Of course, CPI’s next print will drop on Thursday morning.

“The Fed is providing parameters for the potential of looser policy,” said Gregory Faranello, Head of US Rates Trading and Strategy for AmeriVet Securities.

However, Waller did note (somewhat hawkishly) that “the recent loosening of financial conditions is a reminder that many factors can affect these conditions and that policymakers must be careful about relying on such tightening to do our job.”

But, Fed Governor Michelle Bowman (another traditional hawk) is less sure about the progress being sustainable:

“We should keep in mind the historical lessons and risks associated with prematurely declaring victory in the fight against inflation, including the risk that inflation may settle at a level above our 2 percent target without further policy tightening,” she said.

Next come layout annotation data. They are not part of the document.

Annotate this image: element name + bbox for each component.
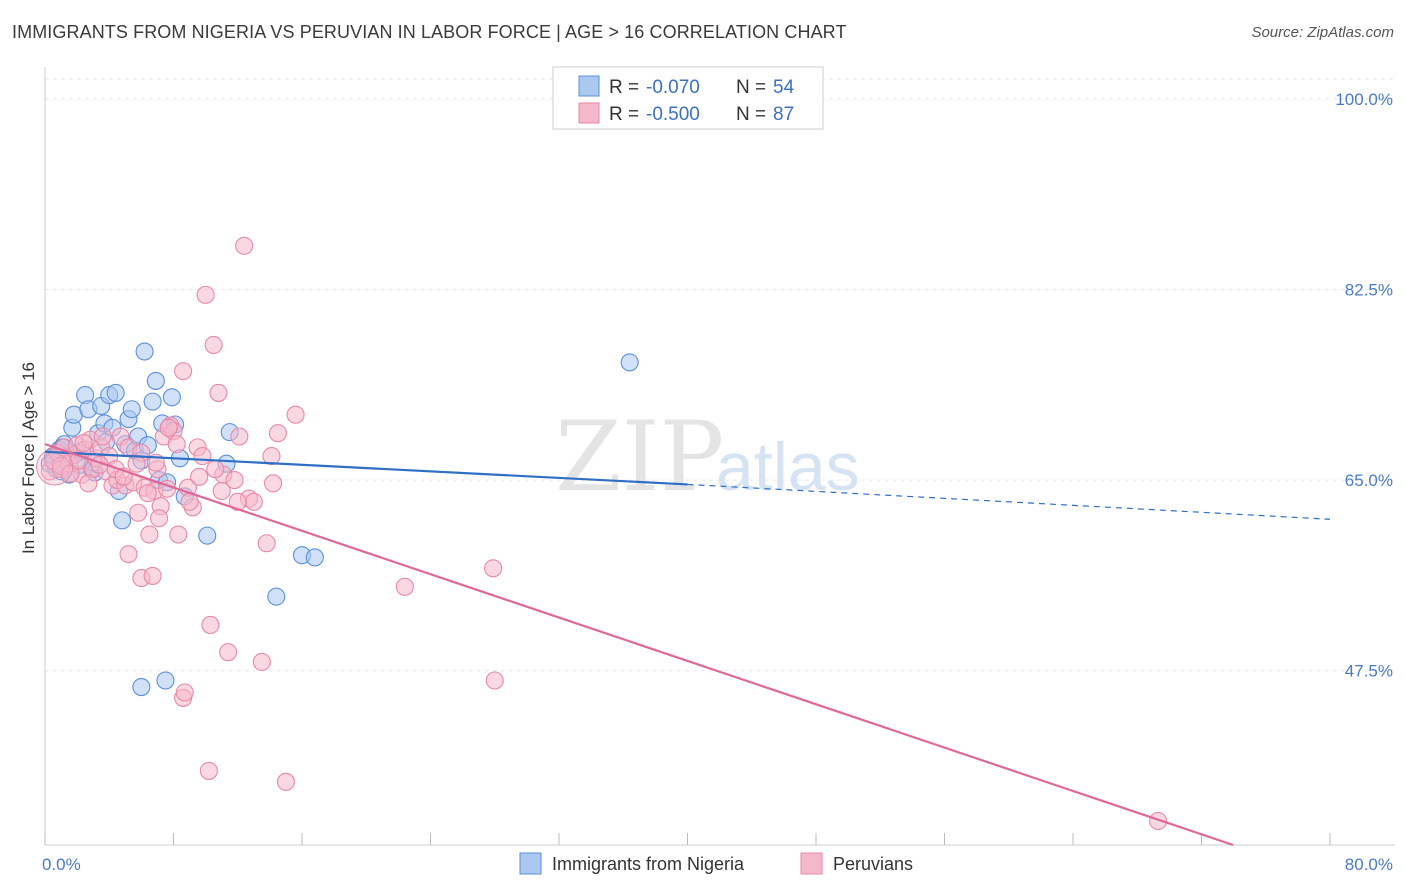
x-tick-label-0: 0.0% <box>42 855 81 874</box>
peruvian-point-45 <box>225 471 244 490</box>
peruvian-point-62 <box>395 577 414 596</box>
peruvian-point-58 <box>143 566 162 585</box>
watermark-zip: ZIP <box>555 401 724 513</box>
nigeria-point-24 <box>113 511 132 530</box>
peruvian-point-52 <box>262 447 281 466</box>
y-tick-label-2: 82.5% <box>1345 280 1393 299</box>
bottom-legend-label-nigeria: Immigrants from Nigeria <box>552 854 745 874</box>
peruvian-point-56 <box>119 545 138 564</box>
peruvian-point-86 <box>74 433 93 453</box>
legend-swatch-peruvians <box>578 102 600 124</box>
nigeria-point-34 <box>146 371 165 390</box>
y-tick-label-3: 100.0% <box>1335 90 1393 109</box>
nigeria-point-45 <box>267 587 286 606</box>
peruvian-point-54 <box>276 772 295 791</box>
trend-lines <box>44 443 1331 847</box>
y-axis-label: In Labor Force | Age > 16 <box>19 362 38 554</box>
source-credit: Source: ZipAtlas.com <box>1251 24 1394 41</box>
peruvian-point-51 <box>257 534 276 553</box>
trend-line-peruvians <box>44 443 1234 847</box>
peruvian-point-79 <box>190 467 209 486</box>
peruvian-point-38 <box>193 447 212 466</box>
peruvian-point-83 <box>264 474 283 493</box>
peruvian-point-33 <box>169 525 188 544</box>
nigeria-point-49 <box>132 677 151 697</box>
legend-r-value-a: -0.070 <box>646 77 700 98</box>
peruvian-point-77 <box>167 435 186 454</box>
nigeria-point-50 <box>156 671 175 690</box>
bottom-legend-swatch-peruvians <box>800 852 823 875</box>
chart-title: IMMIGRANTS FROM NIGERIA VS PERUVIAN IN L… <box>12 22 847 42</box>
legend-n-value-b: 87 <box>773 104 794 125</box>
nigeria-point-33 <box>143 392 162 411</box>
peruvian-point-85 <box>93 427 112 446</box>
peruvian-point-80 <box>206 460 225 479</box>
peruvian-point-22 <box>129 503 148 522</box>
nigeria-point-22 <box>106 383 125 402</box>
peruvian-point-61 <box>199 761 218 780</box>
nigeria-point-38 <box>162 388 181 407</box>
legend-n-label-a: N = <box>736 77 766 98</box>
series-nigeria-points <box>40 342 639 697</box>
x-tick-label-1: 80.0% <box>1345 855 1393 874</box>
peruvian-point-64 <box>485 671 504 690</box>
peruvian-point-34 <box>174 362 193 381</box>
peruvian-point-60 <box>175 683 194 702</box>
peruvian-point-42 <box>209 383 228 402</box>
nigeria-point-48 <box>620 353 639 372</box>
y-tick-labels: 47.5% 65.0% 82.5% 100.0% <box>1335 90 1393 681</box>
bottom-legend-label-peruvians: Peruvians <box>833 854 913 874</box>
peruvian-point-55 <box>286 405 305 424</box>
nigeria-point-31 <box>135 342 154 361</box>
legend-n-value-a: 54 <box>773 77 795 98</box>
nigeria-point-42 <box>198 526 217 545</box>
y-tick-label-1: 65.0% <box>1345 471 1393 490</box>
peruvian-point-53 <box>268 424 287 443</box>
stats-legend: R = -0.070 N = 54 R = -0.500 N = 87 <box>552 66 824 130</box>
peruvian-point-50 <box>252 652 271 672</box>
legend-r-value-b: -0.500 <box>646 104 700 125</box>
y-tick-label-0: 47.5% <box>1345 662 1393 681</box>
grid-lines <box>45 78 1395 672</box>
peruvian-point-47 <box>235 236 254 255</box>
peruvian-point-63 <box>484 559 503 578</box>
peruvian-point-67 <box>61 464 80 483</box>
legend-r-label-a: R = <box>609 77 639 98</box>
nigeria-point-27 <box>122 400 141 419</box>
peruvian-point-73 <box>127 454 146 473</box>
peruvian-point-76 <box>159 418 178 437</box>
series-peruvians-points <box>36 236 1168 831</box>
peruvian-point-39 <box>196 285 215 304</box>
peruvian-point-69 <box>79 474 98 493</box>
peruvian-point-46 <box>230 427 249 446</box>
legend-n-label-b: N = <box>736 104 766 125</box>
peruvian-point-40 <box>201 615 220 634</box>
peruvian-point-cluster <box>36 448 74 486</box>
legend-swatch-nigeria <box>578 75 600 97</box>
peruvian-point-82 <box>228 492 247 511</box>
trend-line-nigeria-extension <box>687 483 1331 520</box>
x-tick-labels: 0.0% 80.0% <box>42 855 1393 874</box>
peruvian-point-75 <box>149 509 169 528</box>
peruvian-point-65 <box>1149 811 1168 831</box>
peruvian-point-41 <box>204 335 223 355</box>
watermark-atlas: atlas <box>716 429 860 505</box>
peruvian-point-74 <box>138 484 157 503</box>
series-legend: Immigrants from Nigeria Peruvians <box>519 852 913 875</box>
peruvian-point-49 <box>244 492 263 511</box>
peruvian-point-25 <box>140 525 159 544</box>
trend-line-nigeria <box>44 450 688 486</box>
nigeria-point-47 <box>305 548 324 567</box>
peruvian-point-44 <box>219 643 238 662</box>
peruvian-point-81 <box>212 481 231 501</box>
legend-r-label-b: R = <box>609 104 639 125</box>
bottom-legend-swatch-nigeria <box>519 852 542 875</box>
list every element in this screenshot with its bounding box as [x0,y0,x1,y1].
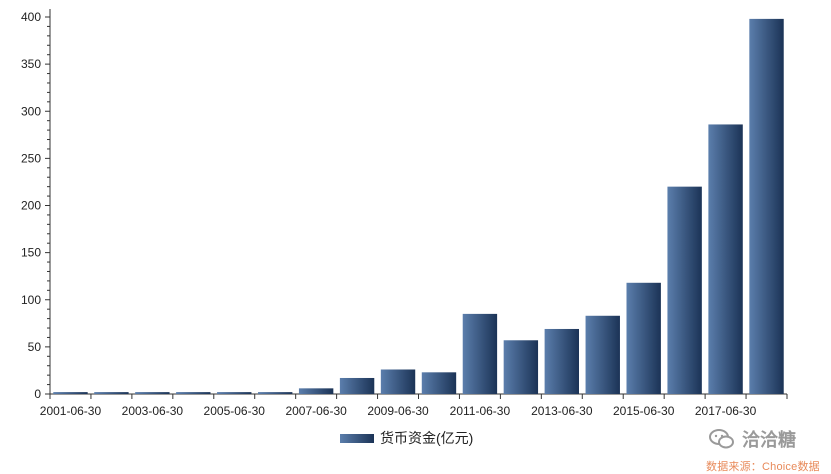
bar[interactable] [94,392,129,394]
y-tick-label: 50 [28,340,42,354]
x-tick-label: 2001-06-30 [40,404,102,418]
y-tick-label: 0 [34,387,41,401]
legend-label: 货币资金(亿元) [380,430,474,446]
y-tick-label: 200 [21,199,41,213]
y-tick-label: 150 [21,246,41,260]
x-tick-label: 2015-06-30 [613,404,675,418]
y-tick-label: 300 [21,104,41,118]
bar[interactable] [503,340,539,394]
wechat-icon [709,429,734,449]
bar[interactable] [298,388,334,394]
watermark: 洽洽糖 [708,426,796,452]
bar[interactable] [257,392,293,394]
bar[interactable] [176,392,211,394]
x-tick-label: 2005-06-30 [204,404,266,418]
bar[interactable] [217,392,252,394]
bar[interactable] [667,186,702,394]
y-axis: 0 50 100 150 200 250 300 350 400 [21,9,51,401]
x-tick-label: 2009-06-30 [367,404,429,418]
legend[interactable]: 货币资金(亿元) [340,428,473,448]
x-tick-label: 2017-06-30 [695,404,757,418]
watermark-text: 洽洽糖 [742,430,796,450]
bar[interactable] [53,392,88,394]
bar[interactable] [626,282,661,394]
x-axis: 2001-06-30 2003-06-30 2005-06-30 2007-06-30… [40,393,788,418]
bar[interactable] [749,18,784,394]
legend-swatch [340,433,374,443]
source-note: 数据来源：Choice数据 [706,461,820,473]
x-tick-label: 2011-06-30 [450,404,511,418]
bar[interactable] [708,124,743,394]
y-tick-label: 250 [21,151,41,165]
bar[interactable] [339,377,375,394]
bar[interactable] [421,372,457,394]
bar[interactable] [585,315,620,394]
x-tick-label: 2003-06-30 [122,404,184,418]
bar[interactable] [544,328,580,394]
y-tick-label: 400 [21,10,41,24]
bar[interactable] [380,369,416,394]
bars [53,18,784,394]
bar[interactable] [135,392,170,394]
x-tick-label: 2007-06-30 [285,404,347,418]
y-tick-label: 100 [21,293,41,307]
y-tick-label: 350 [21,57,41,71]
x-tick-label: 2013-06-30 [531,404,593,418]
bar[interactable] [462,313,498,394]
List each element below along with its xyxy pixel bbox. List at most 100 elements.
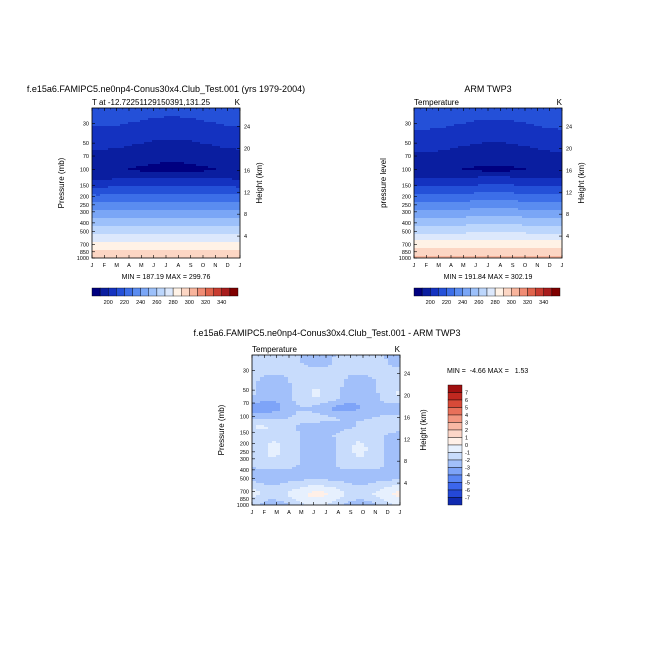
contour-cell [104, 148, 108, 150]
contour-cell [474, 114, 478, 116]
contour-cell [442, 122, 446, 124]
contour-cell [188, 228, 192, 230]
contour-cell [192, 186, 196, 188]
contour-cell [132, 216, 136, 218]
obs-panel: ARM TWP3 Temperature K 30507010015020025… [379, 84, 586, 306]
contour-cell [104, 218, 108, 220]
contour-cell [172, 210, 176, 212]
contour-cell [168, 160, 172, 162]
contour-cell [490, 116, 494, 118]
contour-cell [498, 144, 502, 146]
contour-cell [482, 122, 486, 124]
contour-cell [422, 170, 426, 172]
contour-cell [510, 188, 514, 190]
contour-cell [212, 110, 216, 112]
contour-cell [470, 168, 474, 170]
contour-cell [212, 200, 216, 202]
contour-cell [414, 128, 418, 130]
contour-cell [418, 216, 422, 218]
contour-cell [502, 210, 506, 212]
contour-cell [200, 154, 204, 156]
contour-cell [212, 142, 216, 144]
contour-cell [554, 214, 558, 216]
contour-cell [224, 244, 228, 246]
contour-cell [510, 154, 514, 156]
colorbar-swatch [165, 288, 173, 296]
contour-cell [454, 170, 458, 172]
contour-cell [514, 192, 518, 194]
contour-cell [422, 168, 426, 170]
contour-cell [144, 218, 148, 220]
contour-cell [454, 152, 458, 154]
contour-cell [530, 130, 534, 132]
contour-cell [454, 158, 458, 160]
contour-cell [482, 212, 486, 214]
contour-cell [438, 120, 442, 122]
contour-cell [120, 162, 124, 164]
contour-cell [462, 146, 466, 148]
contour-cell [486, 190, 490, 192]
contour-cell [164, 194, 168, 196]
contour-cell [526, 144, 530, 146]
contour-cell [120, 112, 124, 114]
contour-cell [164, 168, 168, 170]
contour-cell [144, 254, 148, 256]
contour-cell [224, 114, 228, 116]
contour-cell [168, 232, 172, 234]
contour-cell [96, 160, 100, 162]
contour-cell [188, 254, 192, 256]
contour-cell [502, 146, 506, 148]
contour-cell [470, 180, 474, 182]
contour-cell [176, 230, 180, 232]
contour-cell [462, 128, 466, 130]
contour-cell [446, 204, 450, 206]
contour-cell [216, 110, 220, 112]
contour-cell [534, 198, 538, 200]
contour-cell [112, 142, 116, 144]
contour-cell [104, 246, 108, 248]
contour-cell [112, 248, 116, 250]
contour-cell [188, 166, 192, 168]
contour-cell [168, 130, 172, 132]
contour-cell [538, 170, 542, 172]
contour-cell [92, 110, 96, 112]
contour-cell [450, 202, 454, 204]
contour-cell [136, 238, 140, 240]
contour-cell [128, 226, 132, 228]
contour-cell [494, 122, 498, 124]
contour-cell [442, 136, 446, 138]
contour-cell [204, 136, 208, 138]
contour-cell [514, 140, 518, 142]
contour-cell [530, 120, 534, 122]
contour-cell [414, 124, 418, 126]
contour-cell [196, 238, 200, 240]
contour-cell [116, 236, 120, 238]
contour-cell [132, 166, 136, 168]
contour-cell [442, 150, 446, 152]
contour-cell [502, 194, 506, 196]
contour-cell [144, 202, 148, 204]
contour-cell [422, 200, 426, 202]
contour-cell [144, 142, 148, 144]
contour-cell [514, 152, 518, 154]
contour-cell [546, 160, 550, 162]
contour-cell [140, 130, 144, 132]
contour-cell [228, 234, 232, 236]
contour-cell [196, 154, 200, 156]
contour-cell [498, 168, 502, 170]
contour-cell [430, 182, 434, 184]
contour-cell [506, 164, 510, 166]
contour-cell [96, 148, 100, 150]
contour-cell [152, 120, 156, 122]
contour-cell [120, 238, 124, 240]
contour-cell [216, 128, 220, 130]
contour-cell [140, 200, 144, 202]
contour-cell [172, 248, 176, 250]
contour-cell [196, 202, 200, 204]
contour-cell [228, 168, 232, 170]
contour-cell [104, 130, 108, 132]
contour-cell [144, 200, 148, 202]
contour-cell [200, 202, 204, 204]
contour-cell [224, 120, 228, 122]
contour-cell [144, 222, 148, 224]
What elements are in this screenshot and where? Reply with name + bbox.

The US equity majors chopped around but a late-day short squeeze lifted The Dow, Nasdaq, and S&P into the green while Small Caps ended red…

“Most Shorted” stocks had a double-squeezey day today – first from the initial dip after the down-open and then after the 7Y auction…

VIX pushed down to a new cycle low around 12.60 before the 7Y auction triggered a massive spike above 14 (and back down)…

…not a fat finger.

Treasuries were aggressively bid from around 8amET with the short-end outperforming (2Y -12bps, 30Y -2bps). Since the close before Thanksgiving, the short-end is down 17bps (and 25bps from Monday’s highs)…

10Y yields are down to almost 4-month lows (was 5.00% the top?)…

And the 2Y Yield hit 4-month lows…

The dollar was clubbed like a baby seal back to 4-month lows on the dovish narrative…

And as the dollar sank, gold jumped back above $2040, back up near record highs…

Bitcoin surged back above $38,000…

Oil prices ripped back higher after dropping on OPEC headlines with WTI back up to $77, erasing losses from last week…

Finally, given the decoupling between real-yields (surging higher) and gold prices, it would appear the precious metal is very much in play…

…and no, Sara Eisen, you don’t need a weaker dollar for gold strength…

…but, of course, in the limit, that’s where it ends.